Although he is optimistic that the agency will be able to fill those remaining positions after ramping up efforts to promote the openings, he said he was still wary about some workers choosing to leave.

“We know that every day that goes by, there’s the potential that somebody else is looking at either retirement or another job,” Mr. Funk said.

Some are optimistic that policymakers will be able to scale up work force development programs to keep up with the demand the infrastructure bill would create. Projects could take several months to get started, economists said, giving the country time to train workers who are not yet qualified.

“These problems are not insurmountable,” said Nicole Smith, the chief economist at the Georgetown University Center on Education and the Workforce. “Not having a sufficiently trained work force is something that can be addressed.”

But others are worried that the bill does not do enough to draw more people into infrastructure fields, especially historically underrepresented groups like women and people of color. Although Mr. Biden originally proposed a $100 billion investment in work force development, that funding was left out in the latest version of the bipartisan infrastructure bill.
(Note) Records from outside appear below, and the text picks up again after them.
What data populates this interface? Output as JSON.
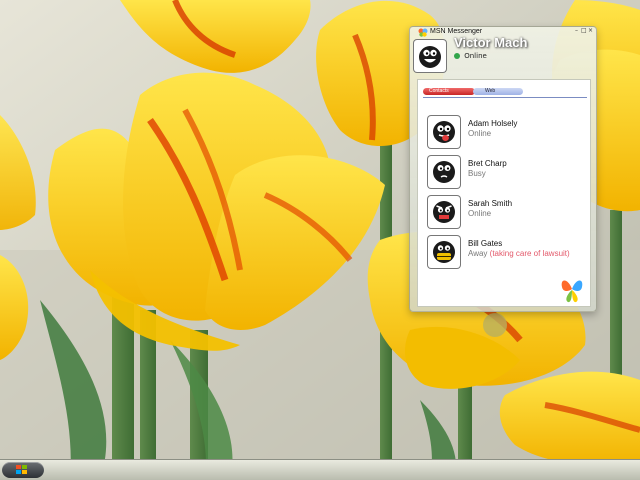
{
  "window": {
    "title": "MSN Messenger"
  },
  "user": {
    "name": "Victor Mach",
    "status": "Online"
  },
  "tabs": [
    {
      "label": "Contacts"
    },
    {
      "label": "Web"
    }
  ],
  "contacts": [
    {
      "name": "Adam Holsely",
      "status": "Online",
      "personal_message": ""
    },
    {
      "name": "Bret Charp",
      "status": "Busy",
      "personal_message": ""
    },
    {
      "name": "Sarah Smith",
      "status": "Online",
      "personal_message": ""
    },
    {
      "name": "Bill Gates",
      "status": "Away",
      "personal_message": "(taking care of lawsuit)"
    }
  ],
  "colors": {
    "status_online": "#31a54a",
    "personal_message": "#e35a6b",
    "tab_active": "#c82626"
  },
  "icons": [
    "windows-start-icon",
    "msn-butterfly-icon",
    "online-status-icon",
    "minimize-icon",
    "maximize-icon",
    "close-icon"
  ]
}
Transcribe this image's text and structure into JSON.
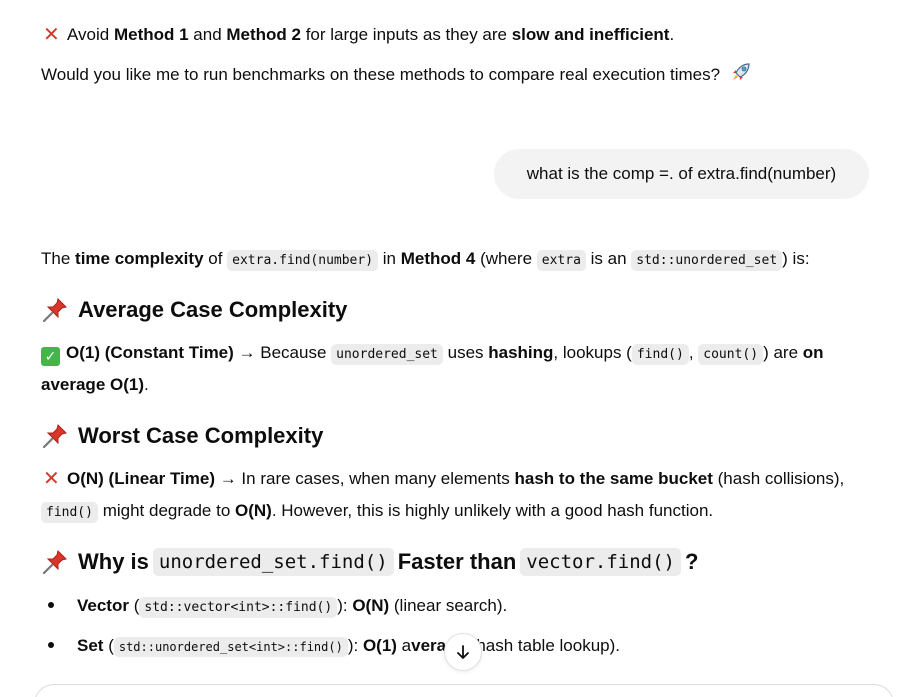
{
  "intro": {
    "icon": "cross-mark-icon",
    "t1": "Avoid ",
    "b1": "Method 1",
    "t2": " and ",
    "b2": "Method 2",
    "t3": " for large inputs as they are ",
    "b3": "slow and inefficient",
    "t4": "."
  },
  "offer": {
    "text": "Would you like me to run benchmarks on these methods to compare real execution times?",
    "icon": "rocket-icon"
  },
  "user_message": "what is the comp =. of extra.find(number)",
  "answer_intro": {
    "t1": "The ",
    "b1": "time complexity",
    "t2": " of ",
    "c1": "extra.find(number)",
    "t3": " in ",
    "b2": "Method 4",
    "t4": " (where ",
    "c2": "extra",
    "t5": " is an ",
    "c3": "std::unordered_set",
    "t6": ") is:"
  },
  "avg_heading": {
    "icon": "pushpin-icon",
    "text": "Average Case Complexity"
  },
  "avg_body": {
    "icon": "check-mark-icon",
    "b1": "O(1) (Constant Time)",
    "t1": " → Because ",
    "c1": "unordered_set",
    "t2": " uses ",
    "b2": "hashing",
    "t3": ", lookups (",
    "c2": "find()",
    "t4": ", ",
    "c3": "count()",
    "t5": ") are ",
    "b3": "on",
    "b4": "average O(1)",
    "t6": "."
  },
  "worst_heading": {
    "icon": "pushpin-icon",
    "text": "Worst Case Complexity"
  },
  "worst_body": {
    "icon": "cross-mark-icon",
    "b1": "O(N) (Linear Time)",
    "t1": " → In rare cases, when many elements ",
    "b2": "hash to the same bucket",
    "t2": " (hash collisions),",
    "c1": "find()",
    "t3": " might degrade to ",
    "b3": "O(N)",
    "t4": ". However, this is highly unlikely with a good hash function."
  },
  "why_heading": {
    "icon": "pushpin-icon",
    "t1": "Why is",
    "c1": "unordered_set.find()",
    "t2": "Faster than",
    "c2": "vector.find()",
    "t3": "?"
  },
  "bullets": [
    {
      "b1": "Vector",
      "t1": " (",
      "c1": "std::vector<int>::find()",
      "t2": "): ",
      "b2": "O(N)",
      "t3": " (linear search)."
    },
    {
      "b1": "Set",
      "t1": " (",
      "c1": "std::unordered_set<int>::find()",
      "t2": "): ",
      "b2": "O(1)",
      "t_hidden": " a",
      "b3": "verage",
      "t3": " (hash table lookup)."
    }
  ],
  "scroll_button": {
    "icon": "arrow-down-icon"
  },
  "colors": {
    "cross": "#d9362b",
    "check": "#44b549",
    "pin": "#d9362b",
    "bubble": "#f3f3f3",
    "code_bg": "#ececec"
  }
}
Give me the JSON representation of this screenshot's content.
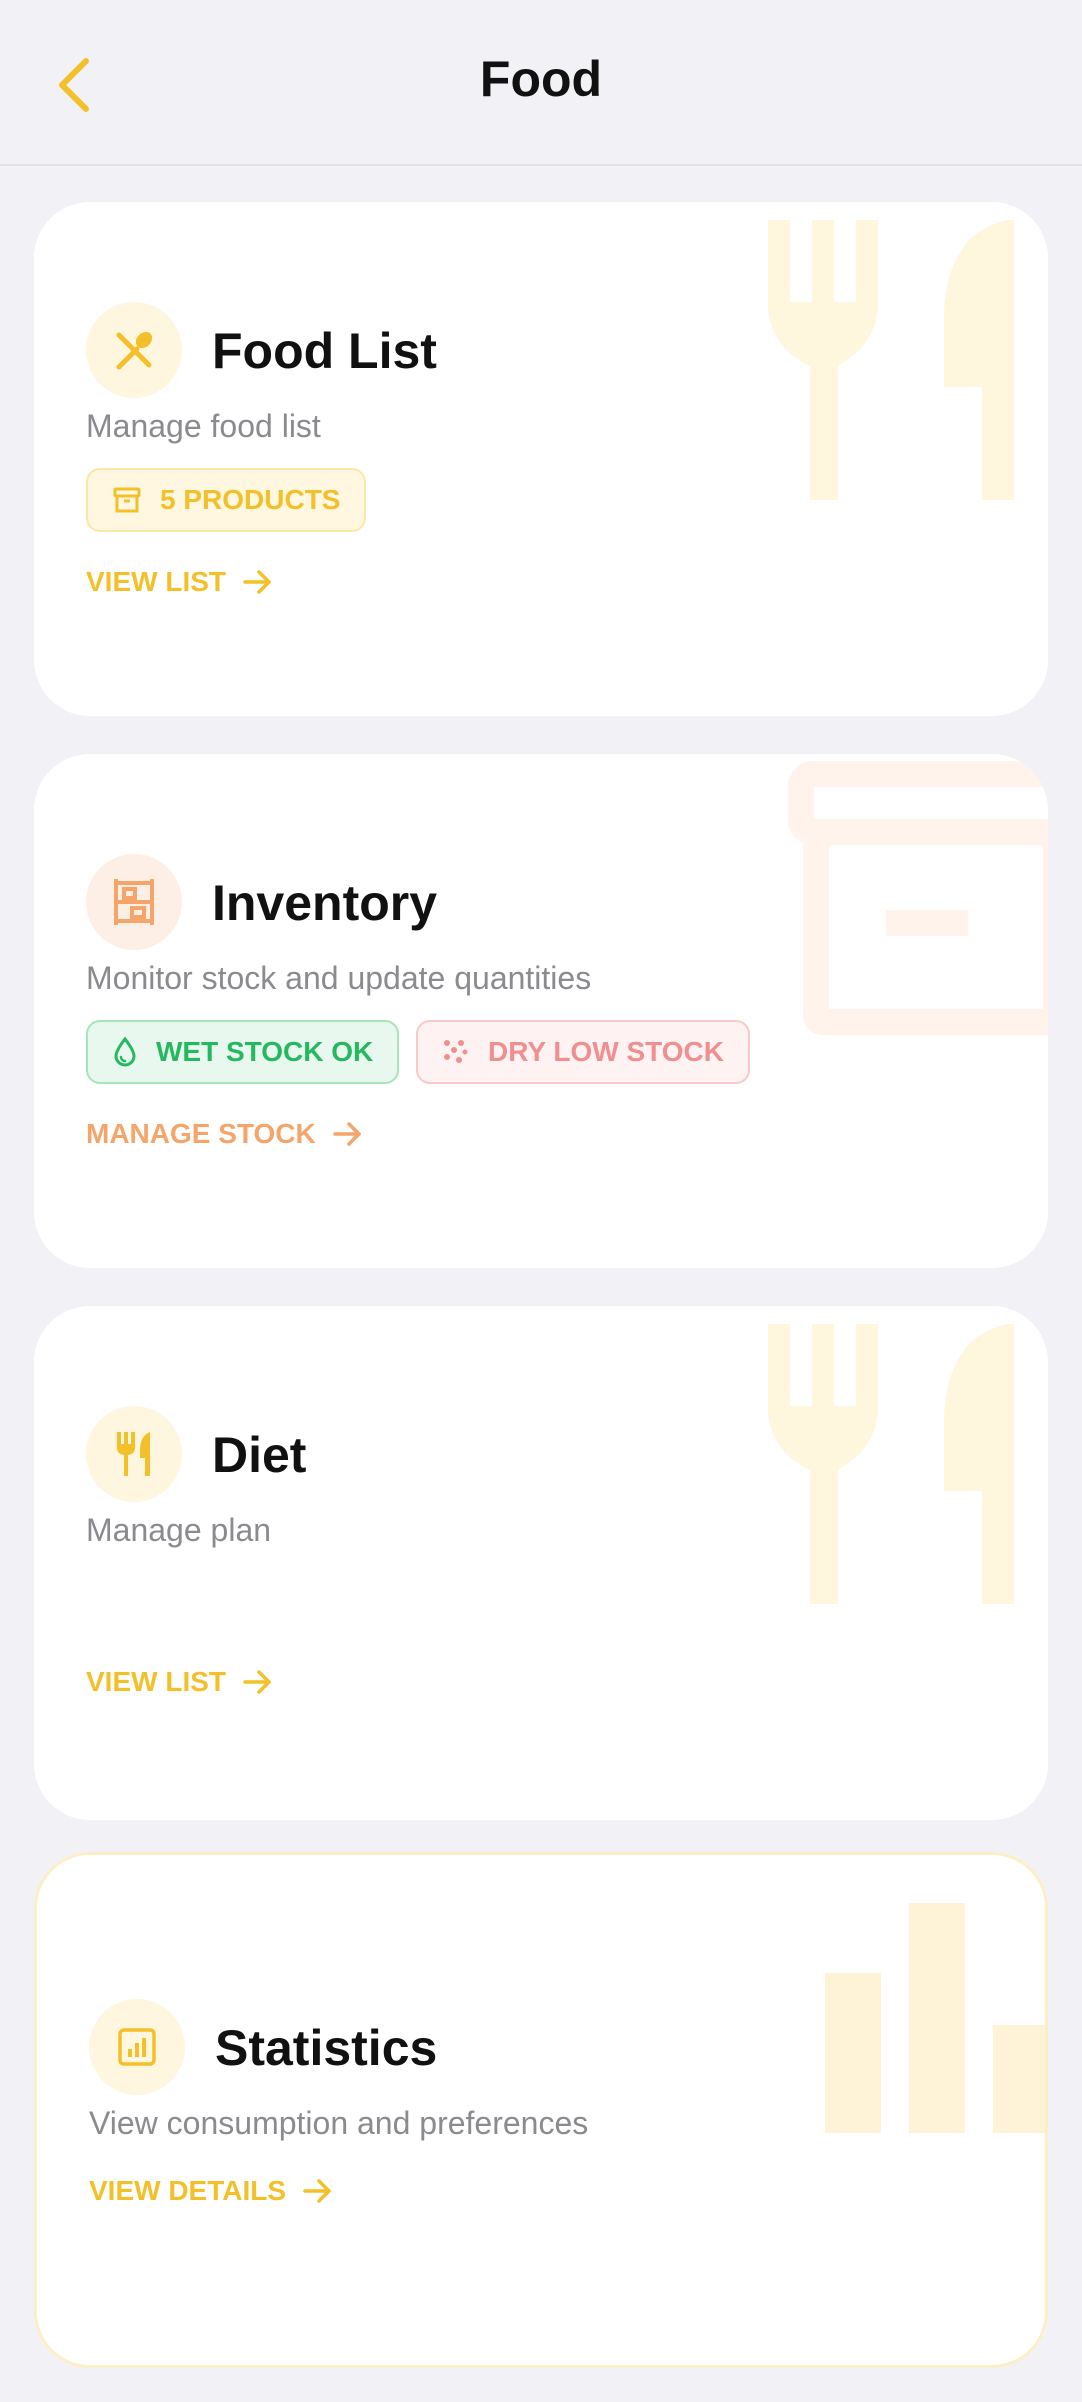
{
  "header": {
    "title": "Food",
    "back_icon": "chevron-left-icon"
  },
  "colors": {
    "accent_yellow": "#f4c02a",
    "accent_orange": "#f6a56a",
    "success_green": "#25b85f",
    "danger_red": "#ef8f8f"
  },
  "cards": [
    {
      "title": "Food List",
      "subtitle": "Manage food list",
      "icon": "fork-spoon-icon",
      "chips": [
        {
          "label": "5 PRODUCTS",
          "icon": "box-icon"
        }
      ],
      "action": "VIEW LIST"
    },
    {
      "title": "Inventory",
      "subtitle": "Monitor stock and update quantities",
      "icon": "shelves-icon",
      "chips": [
        {
          "label": "WET STOCK OK",
          "icon": "drop-icon"
        },
        {
          "label": "DRY LOW STOCK",
          "icon": "grain-icon"
        }
      ],
      "action": "MANAGE STOCK"
    },
    {
      "title": "Diet",
      "subtitle": "Manage plan",
      "icon": "fork-knife-icon",
      "action": "VIEW LIST"
    },
    {
      "title": "Statistics",
      "subtitle": "View consumption and preferences",
      "icon": "bar-chart-icon",
      "action": "VIEW DETAILS"
    }
  ]
}
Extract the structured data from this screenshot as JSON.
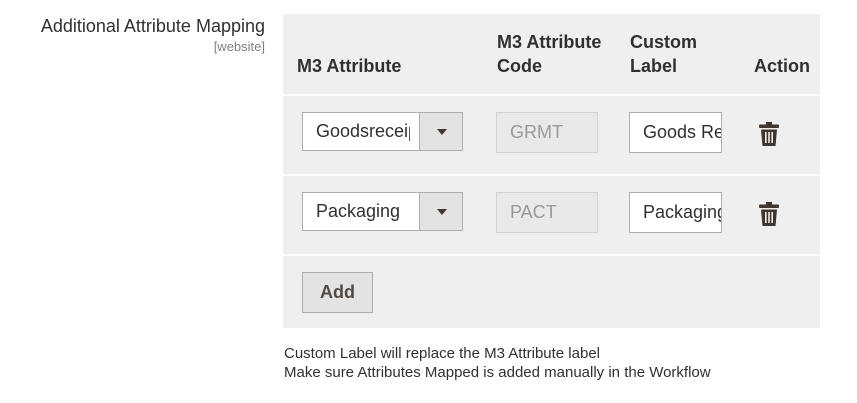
{
  "field": {
    "title": "Additional Attribute Mapping",
    "scope": "[website]"
  },
  "grid": {
    "headers": {
      "attribute": "M3 Attribute",
      "code_line1": "M3 Attribute",
      "code_line2": "Code",
      "label_line1": "Custom",
      "label_line2": "Label",
      "action": "Action"
    },
    "rows": [
      {
        "attribute": "Goodsreceipt",
        "code": "GRMT",
        "label": "Goods Receipt"
      },
      {
        "attribute": "Packaging",
        "code": "PACT",
        "label": "Packaging"
      }
    ],
    "add_label": "Add",
    "action_icon": "trash-icon"
  },
  "notes": [
    "Custom Label will replace the M3 Attribute label",
    "Make sure Attributes Mapped is added manually in the Workflow"
  ],
  "colors": {
    "panel_bg": "#efefef",
    "button_bg": "#e3e3e3",
    "icon": "#41362f"
  }
}
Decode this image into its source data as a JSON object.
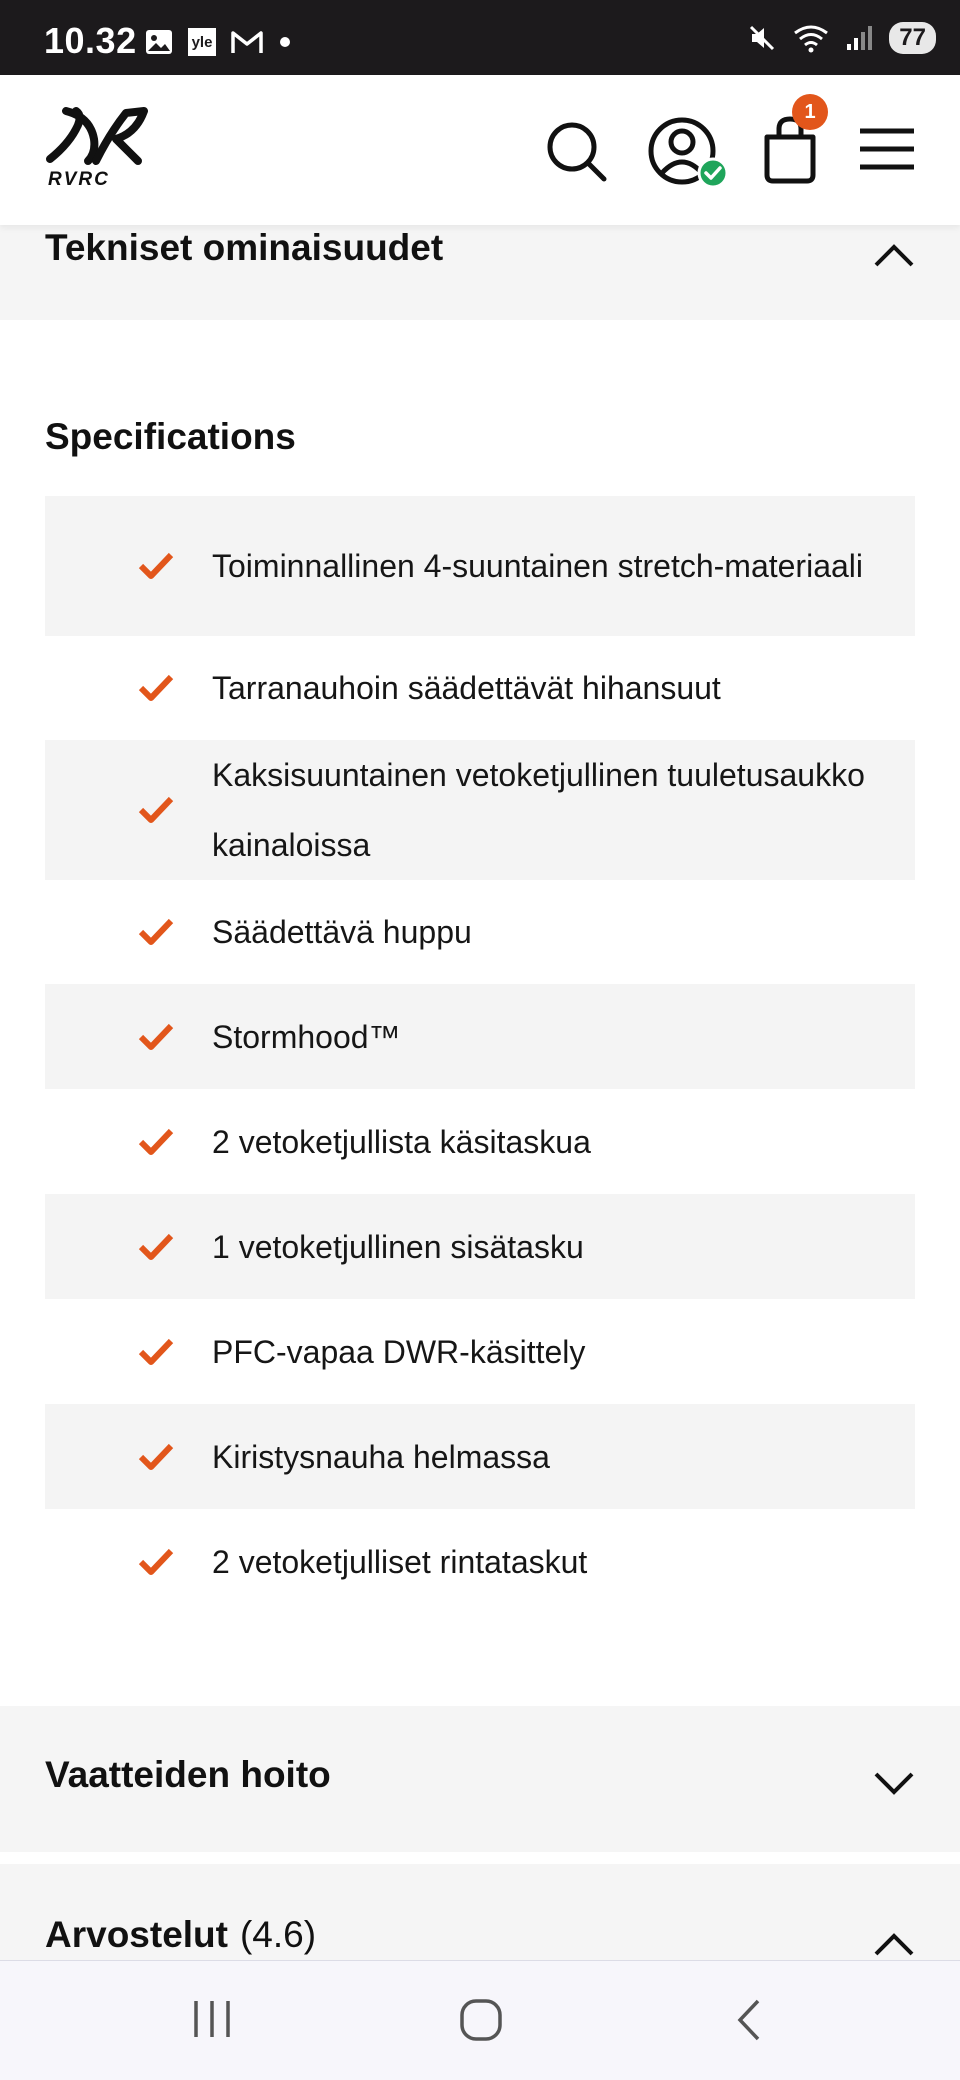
{
  "status_bar": {
    "time": "10.32",
    "battery": "77",
    "yle_label": "yle",
    "left_icons": [
      "gallery-icon",
      "yle-icon",
      "gmail-icon",
      "dot-icon"
    ],
    "right_icons": [
      "mute-icon",
      "wifi-icon",
      "signal-icon",
      "battery-icon"
    ]
  },
  "header": {
    "logo_text": "RVRC",
    "cart_count": "1",
    "accent_color": "#e2561b",
    "verified_color": "#1fa55b"
  },
  "sections": {
    "technical": {
      "title": "Tekniset ominaisuudet",
      "expanded": true
    },
    "care": {
      "title": "Vaatteiden hoito",
      "expanded": false
    },
    "reviews": {
      "title": "Arvostelut",
      "rating": "(4.6)",
      "expanded": true
    }
  },
  "specifications": {
    "heading": "Specifications",
    "items": [
      "Toiminnallinen 4-suuntainen stretch-materiaali",
      "Tarranauhoin säädettävät hihansuut",
      "Kaksisuuntainen vetoketjullinen tuuletusaukko kainaloissa",
      "Säädettävä huppu",
      "Stormhood™",
      "2 vetoketjullista käsitaskua",
      "1 vetoketjullinen sisätasku",
      "PFC-vapaa DWR-käsittely",
      "Kiristysnauha helmassa",
      "2 vetoketjulliset rintataskut"
    ]
  },
  "nav_bar": {
    "buttons": [
      "recent-apps-icon",
      "home-icon",
      "back-icon"
    ]
  }
}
The funding would have invested in job training for formerly incarcerated people and created millions of registered apprenticeships, among other things.

Last week, the National Skills Coalition and more than 500 other organizations sent a letter to congressional leadership calling on it to include the funding in a separate reconciliation bill.

“President Biden promised that economic recovery was going to be predicated on equity,” said Andy Van Kleunen, the chief executive of the National Skills Coalition. “Work force training has to be part of that answer.”